Über den Schiedsspruch wollen die Tarifverhandlungspartner aus der Baubranche Ende Mai entscheiden Bild: MEV Verlag GmbH, Germany

Die Tarifverhandlungen für rund 800.000 Bauarbeiter sind mit einem Schiedsspruch beendet worden. Noch ist offen, wie es ausgehen wird. Die zuständigen Gremien von Arbeitgebern und IG Bau müssen ihre Entscheidungen über den Vorschlag des Schlichters Wolfgang Clement bis zum 26. Mai treffen.
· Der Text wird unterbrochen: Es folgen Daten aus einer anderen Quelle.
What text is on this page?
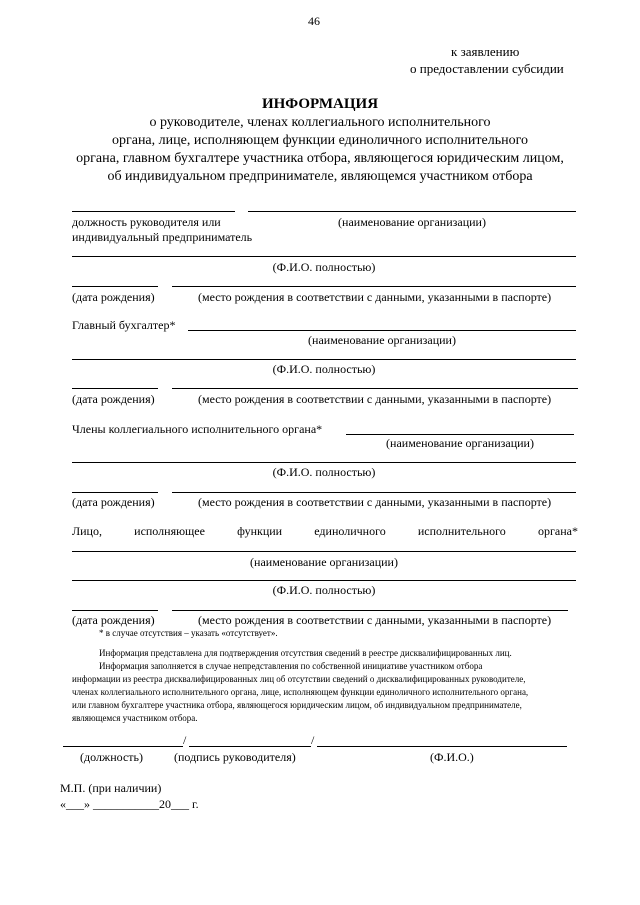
46
к заявлению
о предоставлении субсидии
ИНФОРМАЦИЯ
о руководителе, членах коллегиального исполнительного
органа, лице, исполняющем функции единоличного исполнительного
органа, главном бухгалтере участника отбора, являющегося юридическим лицом,
об индивидуальном предпринимателе, являющемся участником отбора
должность руководителя или
индивидуальный предприниматель
(наименование организации)
(Ф.И.О. полностью)
(дата рождения)	(место рождения в соответствии с данными, указанными в паспорте)
Главный бухгалтер*
(наименование организации)
(Ф.И.О. полностью)
(дата рождения)	(место рождения в соответствии с данными, указанными в паспорте)
Члены коллегиального исполнительного органа*
(наименование организации)
(Ф.И.О. полностью)
(дата рождения)	(место рождения в соответствии с данными, указанными в паспорте)
Лицо,	исполняющее	функции	единоличного	исполнительного	органа*
(наименование организации)
(Ф.И.О. полностью)
(дата рождения)	(место рождения в соответствии с данными, указанными в паспорте)
* в случае отсутствия – указать «отсутствует».
Информация представлена для подтверждения отсутствия сведений в реестре дисквалифицированных лиц.
Информация заполняется в случае непредставления по собственной инициативе участником отбора
информации из реестра дисквалифицированных лиц об отсутствии сведений о дисквалифицированных руководителе,
членах коллегиального исполнительного органа, лице, исполняющем функции единоличного исполнительного органа,
или главном бухгалтере участника отбора, являющегося юридическим лицом, об индивидуальном предпринимателе,
являющемся участником отбора.
/	/
(должность)	(подпись руководителя)	(Ф.И.О.)
М.П. (при наличии)
«___» ___________20___ г.
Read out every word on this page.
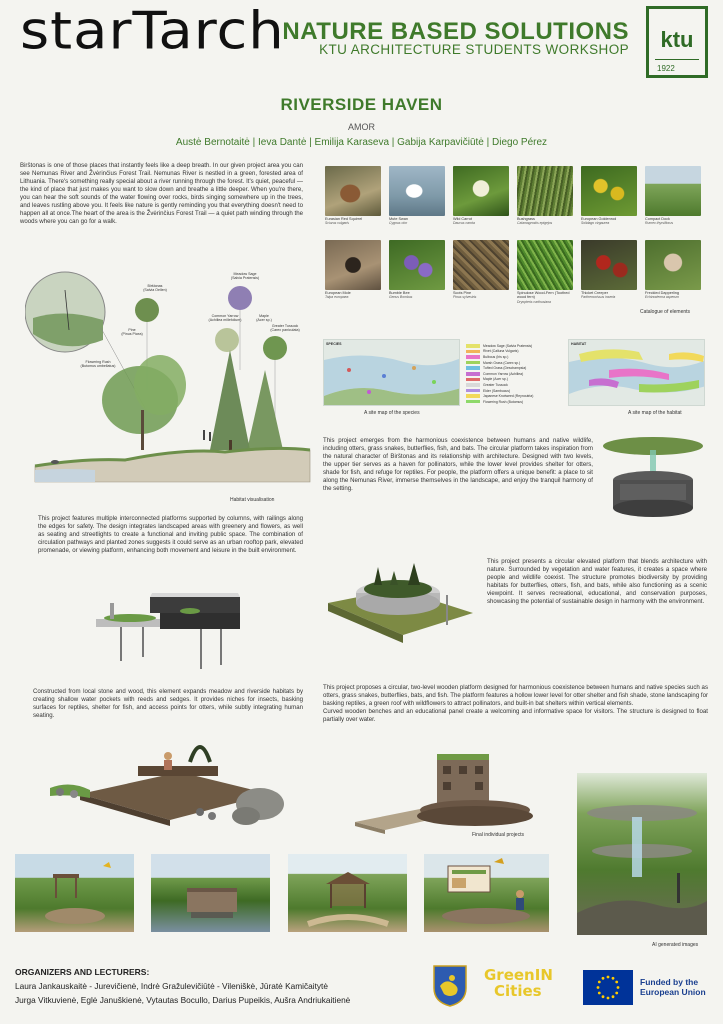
starTarch
NATURE BASED SOLUTIONS
KTU ARCHITECTURE STUDENTS WORKSHOP	ktu
1922
RIVERSIDE HAVEN
AMOR
Austė Bernotaitė | Ieva Dantė | Emilija Karaseva | Gabija Karpavičiūtė | Diego Pérez
Birštonas is one of those places that instantly feels like a deep breath. In our given project area you can see Nemunas River and Žvėrinčius Forest Trail. Nemunas River is nestled in a green, forested area of Lithuania. There's something really special about a river running through the forest. It's quiet, peaceful — the kind of place that just makes you want to slow down and breathe a little deeper. When you're there, you can hear the soft sounds of the water flowing over rocks, birds singing somewhere up in the trees, and leaves rustling above you. It feels like nature is gently reminding you that everything doesn't need to happen all at once.The heart of the area is the Žvėrinčius Forest Trail — a quiet path winding through the woods where you can go for a walk.	Eurasian Red Squirrel
Sciurus vulgaris
Mute Swan
Cygnus olor
Wild Carrot
Daucus carota
Bushgrass
Calamagrostis epigejos
European Goldenrod
Solidago virgaurea
Compact Dock
Rumex thyrsiflorus
European Mole
Talpa europaea
Bumble Bee
Genus Bombus
Scots Pine
Pinus sylvestris
Spinulose Wood-Fern (Toothed wood fern)
Dryopteris carthusiana
Thicket Creeper
Parthenocissus inserta
Freckled Dapperling
Echinoderma asperum
Catalogue of elements
Birštonas
(Salvia Oellen)
Meadow Sage
(Salvia Pratensis)
Pine
(Pinus Picea)
Common Yarrow
(Achillea millefolium)
Maple
(Acer sp.)
Flowering Rush
(Butomus umbellatus)
Greater Tussock
(Carex paniculata)
Habitat visualisation
SPECIES	Meadow Sage (Salvia Pratensis)
Rivet (Calluna Vulgaris)
Bulbous (Iris sp.)
Marsh Grass (Carex sp.)
Tufted Grass (Deschampsia)
Common Yarrow (Achillea)
Maple (Acer sp.)
Greater Tussock
Elder (Sambucus)
Japanese Knotweed (Reynoutria)
Flowering Rush (Butomus)
HABITAT
A site map of the species	A site map of the habitat
This project emerges from the harmonious coexistence between humans and native wildlife, including otters, grass snakes, butterflies, fish, and bats. The circular platform takes inspiration from the natural character of Birštonas and its relationship with architecture. Designed with two levels, the upper tier serves as a haven for pollinators, while the lower level provides shelter for otters, shade for fish, and refuge for reptiles. For people, the platform offers a unique benefit: a place to sit along the Nemunas River, immerse themselves in the landscape, and enjoy the tranquil harmony of the setting.
This project features multiple interconnected platforms supported by columns, with railings along the edges for safety. The design integrates landscaped areas with greenery and flowers, as well as seating and streetlights to create a functional and inviting public space. The combination of circulation pathways and planted zones suggests it could serve as an urban rooftop park, elevated promenade, or viewing platform, enhancing both movement and leisure in the built environment.
This project presents a circular elevated platform that blends architecture with nature. Surrounded by vegetation and water features, it creates a space where people and wildlife coexist. The structure promotes biodiversity by providing habitats for butterflies, otters, fish, and bats, while also functioning as a scenic viewpoint. It serves recreational, educational, and conservation purposes, showcasing the potential of sustainable design in harmony with the environment.
Constructed from local stone and wood, this element expands meadow and riverside habitats by creating shallow water pockets with reeds and sedges. It provides niches for insects, basking surfaces for reptiles, shelter for fish, and access points for otters, while subtly integrating human seating.
This project proposes a circular, two-level wooden platform designed for harmonious coexistence between humans and native species such as otters, grass snakes, butterflies, bats, and fish. The platform features a hollow lower level for otter shelter and fish shade, stone landscaping for basking reptiles, a green roof with wildflowers to attract pollinators, and built-in bat shelters within vertical elements.
Curved wooden benches and an educational panel create a welcoming and informative space for visitors. The structure is designed to float partially over water.
Final individual projects
AI generated images
ORGANIZERS AND LECTURERS:
Laura Jankauskaitė - Jurevičienė, Indrė Gražulevičiūtė - Vileniškė, Jūratė Kamičaitytė
Jurga Vitkuvienė, Eglė Januškienė, Vytautas Bocullo, Darius Pupeikis, Aušra Andriukaitienė
GreenIN
Cities	Funded by the
European Union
Das schleswig-holsteinischen Baugewerbe kritisierte den Schlichterspruch als "Luxusabschluss" und Katastrophe für die Branche.

Hauptgeschäftsführer Georg Schareck sagte, es sei mit einer spürbaren Erhöhung der Baupreise um möglicherweise deutlich mehr als zehn Prozent zu rechnen. In Schleswig-Holstein wollen die Baubetriebe bereits am 25. Mai abstimmen.

Dem Schlichterspruch zufolge sollen die Beschäftigten im Westen rückwirkend zum 1.5.2018 eine Lohnerhöhung um 5,7 Prozent bei einer Vertragslaufzeit von 26 Monaten erhalten. Die Ost-Löhne sollen zum 1. Mai um 6,6 Prozent und nochmals um 0,8 Prozent zum 1.6.2019 steigen. Zudem soll es künftig wieder ein 13. Monatsgehalt geben.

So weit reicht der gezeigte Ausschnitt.